Mapreduce
Notes from the google's mapreduce paper
December 24,2022
last update: 2024-12-15
MapReduce is a programming model published in 2004 by google, to process large data in clusters
in general, it involves 2 events
map(String key, String value):
// key: document name
// value: document contents
for word in value:
EmitIntermediate(w, "1"); // Write to intermediate file store
reduce(String key, Iterator values):
// key: a word
// values: a list of counts
int result = 0
for each v in values:
result += ParseInt(v);
Emit(AsString(result)); //Write to output file
Workflow
- MapReduce library in the user program splits the input files into M pieces. Then it starts up copies of the program in a cluster of machines.
- One copy is the master, everything else are workers. There are M map tasks and R reduce tasks to assign. Master assigns M/R to idle workers.
- worker parses the input data and passes each pair to user-defined map function. intermediate values are buffered in memory.

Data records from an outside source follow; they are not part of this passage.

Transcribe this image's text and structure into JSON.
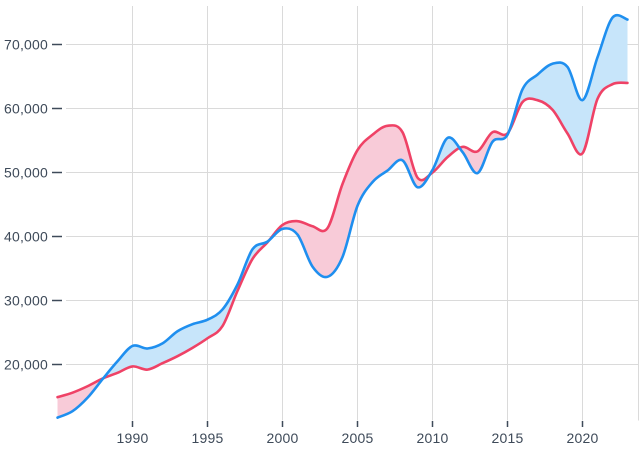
{
  "colors": {
    "background": "#FFFFFF",
    "grid": "#DADADA",
    "axis_text": "#3E4A59",
    "tick": "#3E4A59"
  },
  "chart_data": {
    "type": "area",
    "variant": "difference",
    "legend": false,
    "grid": true,
    "xlim": [
      1985,
      2023
    ],
    "ylim": [
      11000,
      76000
    ],
    "x": [
      1985,
      1986,
      1987,
      1988,
      1989,
      1990,
      1991,
      1992,
      1993,
      1994,
      1995,
      1996,
      1997,
      1998,
      1999,
      2000,
      2001,
      2002,
      2003,
      2004,
      2005,
      2006,
      2007,
      2008,
      2009,
      2010,
      2011,
      2012,
      2013,
      2014,
      2015,
      2016,
      2017,
      2018,
      2019,
      2020,
      2021,
      2022,
      2023
    ],
    "series": [
      {
        "name": "blue",
        "line_color": "#1F8FEF",
        "fill_color": "#C7E5FA",
        "values": [
          11700,
          12700,
          14800,
          17700,
          20500,
          22900,
          22500,
          23300,
          25200,
          26300,
          27000,
          28600,
          32500,
          38000,
          39200,
          41200,
          40300,
          35300,
          33700,
          36800,
          44800,
          48500,
          50300,
          51900,
          47700,
          50400,
          55400,
          53200,
          49900,
          54800,
          55900,
          63000,
          65300,
          67000,
          66500,
          61300,
          68000,
          74200,
          73900
        ]
      },
      {
        "name": "pink",
        "line_color": "#EF4266",
        "fill_color": "#F8CBD8",
        "values": [
          14900,
          15600,
          16600,
          17800,
          18700,
          19700,
          19200,
          20200,
          21300,
          22600,
          24100,
          26000,
          31500,
          36500,
          39100,
          41800,
          42400,
          41600,
          41300,
          48200,
          53500,
          55900,
          57300,
          56300,
          49200,
          50000,
          52400,
          54000,
          53300,
          56300,
          56100,
          61000,
          61300,
          59800,
          56100,
          53000,
          61500,
          63800,
          64000
        ]
      }
    ],
    "x_axis": {
      "ticks": [
        1990,
        1995,
        2000,
        2005,
        2010,
        2015,
        2020
      ],
      "labels": [
        "1990",
        "1995",
        "2000",
        "2005",
        "2010",
        "2015",
        "2020"
      ]
    },
    "y_axis": {
      "ticks": [
        20000,
        30000,
        40000,
        50000,
        60000,
        70000
      ],
      "labels": [
        "20,000",
        "30,000",
        "40,000",
        "50,000",
        "60,000",
        "70,000"
      ]
    }
  }
}
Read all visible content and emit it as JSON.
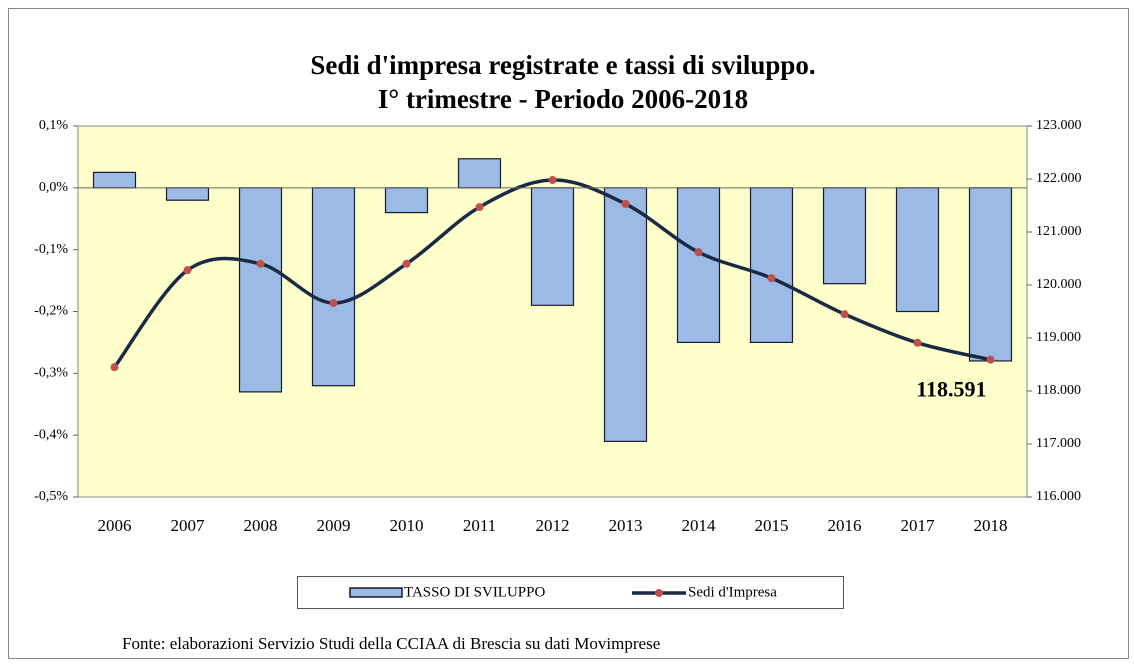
{
  "chart_data": {
    "type": "bar-line",
    "title": [
      "Sedi d'impresa registrate e tassi di sviluppo.",
      "I° trimestre - Periodo 2006-2018"
    ],
    "categories": [
      "2006",
      "2007",
      "2008",
      "2009",
      "2010",
      "2011",
      "2012",
      "2013",
      "2014",
      "2015",
      "2016",
      "2017",
      "2018"
    ],
    "series": [
      {
        "name": "TASSO DI SVILUPPO",
        "type": "bar",
        "color": "#9bbbe6",
        "values": [
          0.025,
          -0.02,
          -0.33,
          -0.32,
          -0.04,
          0.047,
          -0.19,
          -0.41,
          -0.25,
          -0.25,
          -0.155,
          -0.2,
          -0.28
        ]
      },
      {
        "name": "Sedi d'Impresa",
        "type": "line",
        "axis": "y2",
        "color": "#1a2a44",
        "marker_color": "#c0504d",
        "values": [
          118450,
          120280,
          120400,
          119660,
          120400,
          121470,
          121980,
          121530,
          120620,
          120130,
          119450,
          118910,
          118591
        ],
        "value_labels": [
          null,
          null,
          null,
          null,
          null,
          null,
          null,
          null,
          null,
          null,
          null,
          null,
          "118.591"
        ]
      }
    ],
    "ylim": [
      -0.5,
      0.1
    ],
    "yticks": [
      {
        "value": 0.1,
        "label": "0,1%"
      },
      {
        "value": 0,
        "label": "0,0%"
      },
      {
        "value": -0.1,
        "label": "-0,1%"
      },
      {
        "value": -0.2,
        "label": "-0,2%"
      },
      {
        "value": -0.3,
        "label": "-0,3%"
      },
      {
        "value": -0.4,
        "label": "-0,4%"
      },
      {
        "value": -0.5,
        "label": "-0,5%"
      }
    ],
    "y2lim": [
      116000,
      123000
    ],
    "y2ticks": [
      {
        "value": 123000,
        "label": "123.000"
      },
      {
        "value": 122000,
        "label": "122.000"
      },
      {
        "value": 121000,
        "label": "121.000"
      },
      {
        "value": 120000,
        "label": "120.000"
      },
      {
        "value": 119000,
        "label": "119.000"
      },
      {
        "value": 118000,
        "label": "118.000"
      },
      {
        "value": 117000,
        "label": "117.000"
      },
      {
        "value": 116000,
        "label": "116.000"
      }
    ],
    "plot_background": "#ffffcc",
    "legend": "bottom",
    "source": "Fonte: elaborazioni Servizio Studi della CCIAA di Brescia su dati Movimprese"
  }
}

- Periodically, buffered values => written to disk => forwarded to master => forwarded to reduce workers
- Reduce workers => notified by master, of the disk location => r-workers make rpc call to fetch file from m-worker => sort based on keys (so that same intermediate keys are grouped together) => passes key and correspond intermediaet value to the user-defined reduce function. output is appended ot a final output file for this partition.
- when all map-reduce tasks are done. master wakes up the user program.
Master Data Structures
- State of tasks
- intermediate data location